Singularity Containers - Failed to find loop device.
Resolved
We have put an epilog script to manage the loop devices. As always there will be edge cases, so if you run into the problem, please e-mail help@pawsey.org.au.
Posted Dec 22, 2023 - 08:55 AWST
Update
We are continuing to investigate this issue.
Posted Nov 23, 2023 - 10:11 AWST
Update
Dear Researchers

We have identified a secondary issue pertaining to the error

“error: while mounting image proc/self/fd/3: failed to find loop device: could not attach image file to loop device: no loop devices available”

A hotfix has been applied to Setonix as of ~9:40am AWST on 23rd of November to address the secondary issue pertaining to the use of singularity
Posted Nov 23, 2023 - 10:06 AWST
Update
To address the recently reported incidents involving loop device errors using Singularity, we have made a change to the Singularity configuration (Tuesday 21st of November at 8:30 AM AWST). This enables shared loop devices in Singularity, so that multiple instances of the same container will share a device. This will reduce the total number of loop devices used by some workflows and reduce the frequency of encountering related errors.

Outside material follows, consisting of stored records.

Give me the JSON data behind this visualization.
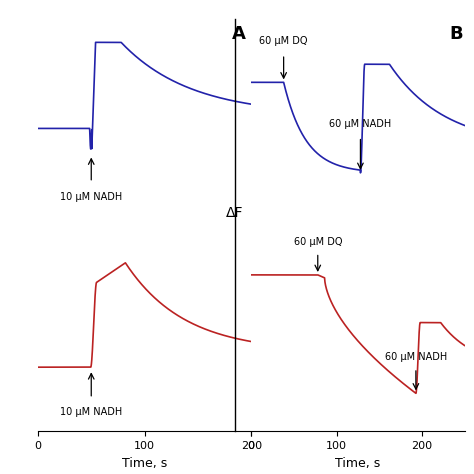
{
  "blue_color": "#2222aa",
  "red_color": "#bb2222",
  "panel_A_label": "A",
  "panel_B_label": "B",
  "delta_F_label": "ΔF",
  "xlabel": "Time, s",
  "ann_A_blue": "10 μM NADH",
  "ann_A_red": "10 μM NADH",
  "ann_B_blue_dq": "60 μM DQ",
  "ann_B_blue_nadh": "60 μM NADH",
  "ann_B_red_dq": "60 μM DQ",
  "ann_B_red_nadh": "60 μM NADH",
  "figsize": [
    4.74,
    4.74
  ],
  "dpi": 100
}
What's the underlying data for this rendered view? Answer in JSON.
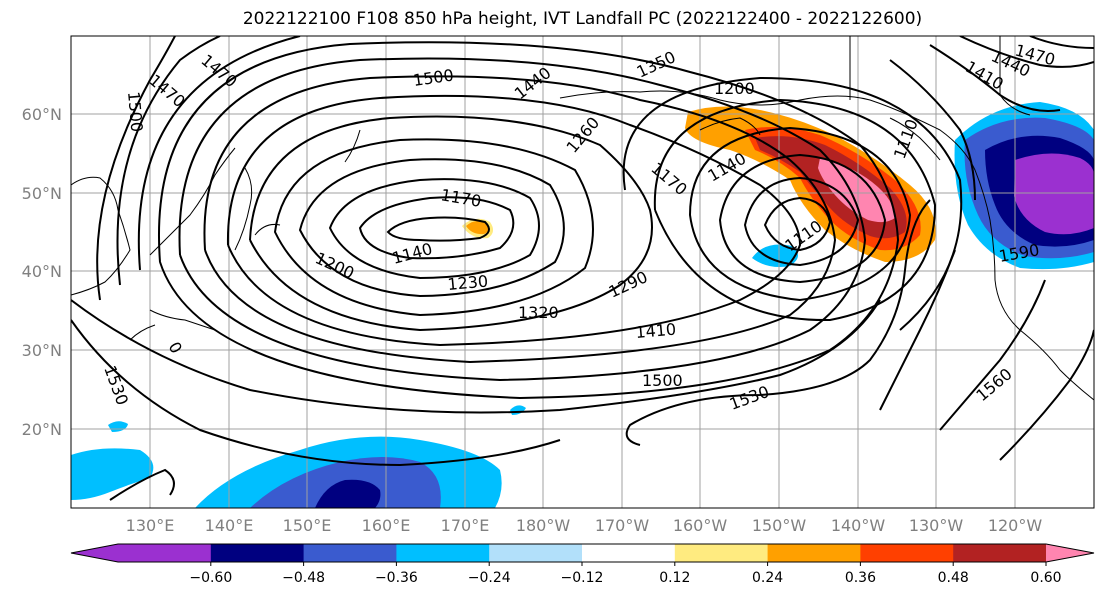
{
  "title": "2022122100 F108 850 hPa height, IVT Landfall PC (2022122400 - 2022122600)",
  "lat_labels": [
    "60°N",
    "50°N",
    "40°N",
    "30°N",
    "20°N"
  ],
  "lon_labels": [
    "130°E",
    "140°E",
    "150°E",
    "160°E",
    "170°E",
    "180°W",
    "170°W",
    "160°W",
    "150°W",
    "140°W",
    "130°W",
    "120°W"
  ],
  "contour_labels": [
    "1470",
    "1500",
    "1470",
    "1500",
    "1440",
    "1350",
    "1200",
    "1260",
    "1470",
    "1440",
    "1410",
    "1170",
    "1140",
    "1140",
    "1170",
    "1110",
    "1110",
    "1200",
    "1230",
    "1290",
    "1320",
    "1410",
    "1500",
    "1530",
    "1530",
    "1560",
    "1590",
    "0"
  ],
  "colorbar": {
    "ticks": [
      "−0.60",
      "−0.48",
      "−0.36",
      "−0.24",
      "−0.12",
      "0.12",
      "0.24",
      "0.36",
      "0.48",
      "0.60"
    ],
    "colors": [
      "#9b30d0",
      "#000080",
      "#3a5bcf",
      "#00bfff",
      "#b2e0fa",
      "#ffffff",
      "#ffeb80",
      "#ffa000",
      "#ff4000",
      "#b22222",
      "#ff85b0",
      "#ff85b0"
    ]
  },
  "colors": {
    "contour": "#000000",
    "grid": "#a0a0a0",
    "axis_label": "#808080"
  }
}
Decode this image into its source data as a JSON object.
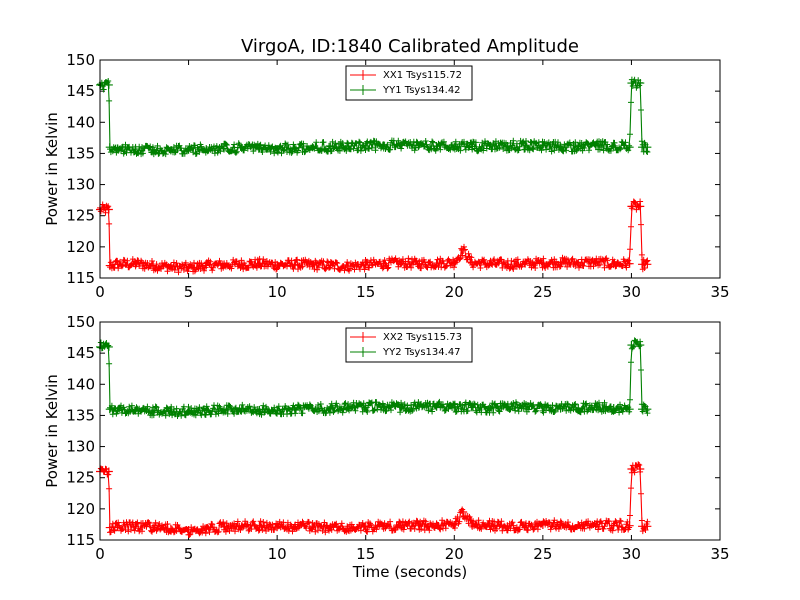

We also note that the previous software stack available under /software/setonix/2022.11 is deprecated, and researchers should not use the previous versions of Singularity. It is expected that this older version of Singularity will be removed in the upcoming maintenance on the 5th of December.
Posted Nov 21, 2023 - 08:35 AWST
Investigating
Dear Researchers,

Setonix is currently experiencing a fault which affects some containerised workflows, particularly those employing MPI or using GPUs. Affected jobs may fail will an error message such as:

“error: while mounting image proc/self/fd/3: failed to find loop device: could not attach image file to loop device: no loop devices available”

We are working to diagnose and remedy the problem. If you encounter this issue, please submit a ticket to the Pawsey Helpdesk by emailing help@pawsey.org.au and include the jobID of the failed job.
Posted Nov 17, 2023 - 16:40 AWST
This incident affected: Setonix (Login nodes, Data-mover nodes, Setonix work partition, Setonix debug partition, Setonix long partition, Setonix copy partition, Setonix askaprt partition, Setonix highmem partition, Setonix gpu partition, Setonix gpu high mem partition, Setonix gpu debug partition).